Skip awk, it’s obsolete compared to Python/Perl/Ruby. tmux is on my list too.
I’d love to know if you find a good source for learning more git. It’s so confusing. What I really want is a book like “the little lisper” that teaches git by example, little exercises and puzzles that teach you the git nature.
June 23, 2012 at 11:17 pm
A book like “The Little Lisper” for Git would be great. As it turns out, I’m also reading The Little Schemer right now as well.

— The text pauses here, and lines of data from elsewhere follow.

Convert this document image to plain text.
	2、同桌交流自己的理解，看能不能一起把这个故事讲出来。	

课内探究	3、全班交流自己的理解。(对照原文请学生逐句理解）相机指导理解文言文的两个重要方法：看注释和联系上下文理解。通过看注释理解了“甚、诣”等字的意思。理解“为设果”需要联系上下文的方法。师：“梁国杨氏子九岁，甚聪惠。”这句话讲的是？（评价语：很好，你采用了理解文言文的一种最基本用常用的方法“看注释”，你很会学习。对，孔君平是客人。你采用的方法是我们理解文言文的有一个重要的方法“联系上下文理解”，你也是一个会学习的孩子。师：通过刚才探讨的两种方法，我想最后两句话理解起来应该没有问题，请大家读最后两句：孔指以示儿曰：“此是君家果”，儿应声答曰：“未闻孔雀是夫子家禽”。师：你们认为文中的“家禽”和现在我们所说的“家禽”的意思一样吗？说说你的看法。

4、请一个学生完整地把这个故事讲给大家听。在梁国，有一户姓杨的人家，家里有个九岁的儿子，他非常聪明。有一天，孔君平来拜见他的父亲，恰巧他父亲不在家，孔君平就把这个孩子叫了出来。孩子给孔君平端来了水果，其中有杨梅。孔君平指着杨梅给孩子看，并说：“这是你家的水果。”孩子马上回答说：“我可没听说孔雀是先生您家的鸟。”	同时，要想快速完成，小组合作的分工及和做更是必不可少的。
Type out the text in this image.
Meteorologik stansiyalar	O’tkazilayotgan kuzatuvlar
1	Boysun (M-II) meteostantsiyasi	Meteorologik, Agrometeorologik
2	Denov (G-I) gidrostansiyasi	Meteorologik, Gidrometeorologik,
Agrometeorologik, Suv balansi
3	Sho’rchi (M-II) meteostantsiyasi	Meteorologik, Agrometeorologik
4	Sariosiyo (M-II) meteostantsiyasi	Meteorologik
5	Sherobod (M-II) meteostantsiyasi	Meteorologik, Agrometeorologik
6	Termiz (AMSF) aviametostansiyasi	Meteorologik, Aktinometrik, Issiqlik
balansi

As far as awk goes, I feel like I suffer the curse of anyone who learned Perl before they learned how to write real shell scripts, awk, sed, and all of those things. Once you know Perl, you don’t really need to learn any of those other things because you can just write a Perl script. I feel like that’s somehow not legit, though.
June 23, 2012 at 11:17 pm
As far as Postgres goes, I’m amazed at how much more powerful its variant of SQL is than MySQL’s for many kinds of analytical tasks.
June 25, 2012 at 4:43 pm
For tmux, I recommend Brian P. Hogan’s “tmux: Productive Mouse-Free Development” book
June 25, 2012 at 6:26 pm
Agree with Nelson on his Postgres and awk comments.
git started making more sense to me when I tried to merge four different people’s changes from different forks of the same project. Pick a project on github and run with it.
June 26, 2012 at 3:30 pm
I’ve seen tmux mentioned a couple of times now and wondered if it was worth looking into if I’m already comforatble with ‘screen’.